Near-hysteria swept the audience. Sir Arthur pleaded for calm as the panic spread. Far in the back of the hall, an old man rose from his seat. “No … ,” he called in a frail, emaciated voice. “It’s not a spirit. It’s my hearing aid.”

After a moment of incredulous silence, a sharp burst of laughter broke the tension. Even Sir Arthur smiled in his pleasant, good-natured way. “I appreciate that you didn’t wish to turn the instrument off,” he joked.

The remainder of the lecture accompanied a series of photographic slides projected onto a large screen suspended behind the seated committee. Suitably mysterious phonograph music played backstage to accompany the presentation.
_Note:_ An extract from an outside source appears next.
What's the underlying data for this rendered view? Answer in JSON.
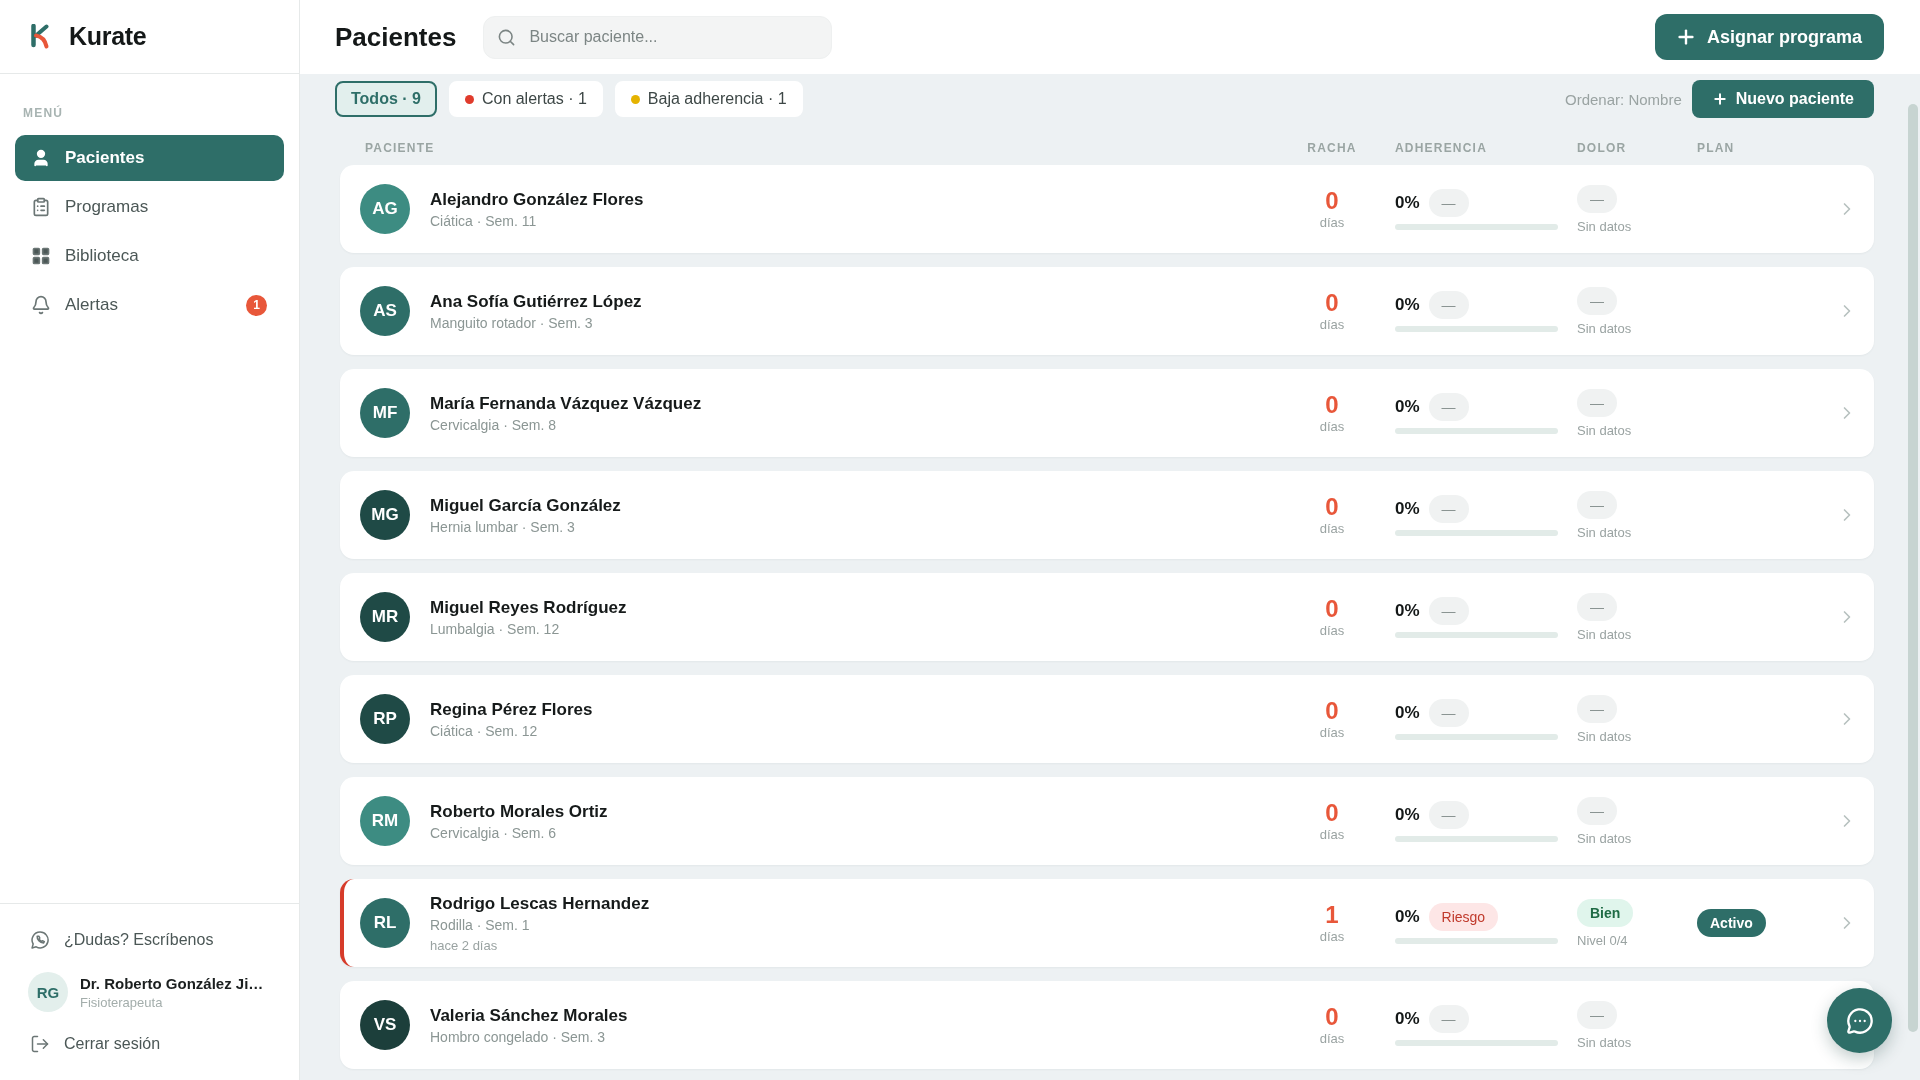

The first slide showed Crookes with “Katie King,” the spirit control of Florence Cook. An ephemeral presence shrouded in phosphorescent veils seemed to float beside the stolid, earth-bound form of the black-clad scientist.

Other slides pictured dark-haired Marthe Beraud, the famed Parisian medium known to the world as “Eva C.” Quantities of a curious amorphous substance extruded from her mouth. Sir Arthur identified it as ectoplasm. “Isn’t this, without a doubt, the most fantastic thing the mind can conceive?” His voice trembled with genuine awe. “Before such results the brain, even of the trained psychical student, is dazed.”